Hamas'ı küçümsemelerine rağmen, birçok Arap lider açıkça ve özel olarak ABD'yi ateşkesi kabul etmesi için İsrail'e baskı yapmaya çağırıyor. Bunun nedeni kısmen, ölü ve yaralı Filistinlilerin görüntülerine karşı vatandaşların öfkesinin kendilerine karşı dönebileceğinden endişe etmeleri.
Washington'da bulunan bir Arap diplomat, "İsrail'e çok fazla ekipman ve çok para göndererek, [ABD] onları bir çözüm aramak yerine zorlamaya ve tırmanmaya teşvik ediyor" dedi.
İsrail, Ürdün Dışişleri Bakanı Eymen Safedi gibi kişilerin "bu çılgınlığı durdurun" uyarılarını dikkate almıyor gibi görünüyor. Yetkililer sivilleri korumak için ellerinden geleni yaptıklarında ısrar ediyorlar; ancak Filistinlilerin çektiği acıların seviyesini İsrail için açıklamak giderek zorlaşıyor.
İran daha geniş bir savaş istemiyor.
İran savaşa doğrudan dahil olmasa da, çatışmayla yakından ilgileniyor. İran, Hamas'ı finansman, silah ve eğitimle destekliyor ve uzun süredir ABD birliklerini Orta Doğu'dan çıkarmaya çalışıyor.
Tahran, bölgede daha fazla istikrarsızlığı kışkırtmak için bu anı değerlendirdi. Vekilleri, Pentagon bölgeye artan miktarda ateş gücü gönderirken, 17 Ekim'den bu yana Irak ve Suriye'deki Amerikan birliklerine en az 38 kez hava araçları ve roketlerle saldırdı.
Ancak özel olarak, ABD'li yetkililer, İran'ın daha geniş bir bölgesel savaşı kışkırtmaya değil, Washington üzerindeki baskıyı artırmaya çalıştığına inandıklarını söylüyorlar.
Bu hesaplamanın en iyi kanıtı, özellikle eski Başkan Donald Trump'ın 2020'de üst düzey bir İran askeri komutanı Kasım Süleymani'ye suikast emri vermesine İran'ın verdiği tepkiyle karşılaştırıldığında, saldırıların niteliği ve ölçeğidir.

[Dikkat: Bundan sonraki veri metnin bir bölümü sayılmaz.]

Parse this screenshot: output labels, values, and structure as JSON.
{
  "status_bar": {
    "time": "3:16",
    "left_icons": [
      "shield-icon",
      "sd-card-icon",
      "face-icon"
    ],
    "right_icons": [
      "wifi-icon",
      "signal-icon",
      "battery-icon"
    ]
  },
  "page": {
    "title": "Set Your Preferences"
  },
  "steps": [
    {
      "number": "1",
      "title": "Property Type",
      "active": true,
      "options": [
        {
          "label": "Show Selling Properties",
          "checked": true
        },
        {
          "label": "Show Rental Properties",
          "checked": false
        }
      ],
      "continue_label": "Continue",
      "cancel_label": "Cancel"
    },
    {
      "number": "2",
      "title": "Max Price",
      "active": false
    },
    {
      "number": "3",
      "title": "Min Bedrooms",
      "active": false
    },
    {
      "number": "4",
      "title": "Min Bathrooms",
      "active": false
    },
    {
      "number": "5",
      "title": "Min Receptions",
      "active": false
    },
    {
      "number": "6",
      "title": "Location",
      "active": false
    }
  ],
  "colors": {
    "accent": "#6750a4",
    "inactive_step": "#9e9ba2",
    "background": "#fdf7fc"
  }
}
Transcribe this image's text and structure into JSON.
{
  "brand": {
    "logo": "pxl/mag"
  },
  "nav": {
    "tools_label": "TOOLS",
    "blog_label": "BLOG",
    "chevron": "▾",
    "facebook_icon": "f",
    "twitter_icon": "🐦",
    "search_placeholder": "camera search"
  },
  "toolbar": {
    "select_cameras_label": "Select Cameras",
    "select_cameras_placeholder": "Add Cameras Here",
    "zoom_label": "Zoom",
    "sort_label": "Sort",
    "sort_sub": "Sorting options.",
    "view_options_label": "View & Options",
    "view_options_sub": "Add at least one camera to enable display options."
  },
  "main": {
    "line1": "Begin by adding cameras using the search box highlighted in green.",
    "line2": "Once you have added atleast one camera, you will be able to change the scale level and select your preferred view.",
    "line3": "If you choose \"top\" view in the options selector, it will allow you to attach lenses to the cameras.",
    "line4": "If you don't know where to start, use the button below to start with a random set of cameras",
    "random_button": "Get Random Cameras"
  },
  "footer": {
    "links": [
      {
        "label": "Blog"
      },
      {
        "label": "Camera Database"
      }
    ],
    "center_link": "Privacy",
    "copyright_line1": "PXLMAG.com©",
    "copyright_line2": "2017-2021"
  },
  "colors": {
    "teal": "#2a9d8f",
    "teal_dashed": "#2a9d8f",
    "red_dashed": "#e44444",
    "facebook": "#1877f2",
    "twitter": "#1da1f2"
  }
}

Birincisi, vekil gruplar, çoğunlukla başarısız olan saldırıları başlatmak için neredeyse yalnızca ucuz, tek yönlü saldırı dronlarına ve roketlere güvendiler. Pentagon sözcüsü Tuğgeneral Patrick Ryder, bu tür hareketleri "taciz edici" olarak nitelendirdi.
Ryder, ABD'nin İran'ı saldırılardan sorumlu tutacağını söylese de, Tahran bunların sorumluluğunu üstlenmedi.
Buna karşılık, Ocak 2020'de İran Devrim Muhafızları, Irak'taki birden fazla ABD üssüne karşı 12'den fazla balistik füze fırlattı ve 100'den fazla ABD askerini travmatik beyin yaralanmalarıyla bıraktı. İran, Süleymani'nin öldürülmesinin intikamı olduğunu söyledi.
Tahran, mevcut krizi, daha önce ABD'nin kınamasına neden olan Fars Körfezi'ndeki ticari gemileri taciz etmek için bir fırsat olarak kullanmadı.
ABD'nin en son saldırılara verdiği sınırlı tepki de anlamlı. Biden, 26 Ekim'de Suriye'de İran bağlantılı grupların kullandığı iki tesise hava saldırısı düzenlenmesini emretti, ancak saldırılarda herhangi bir militan ölmedi.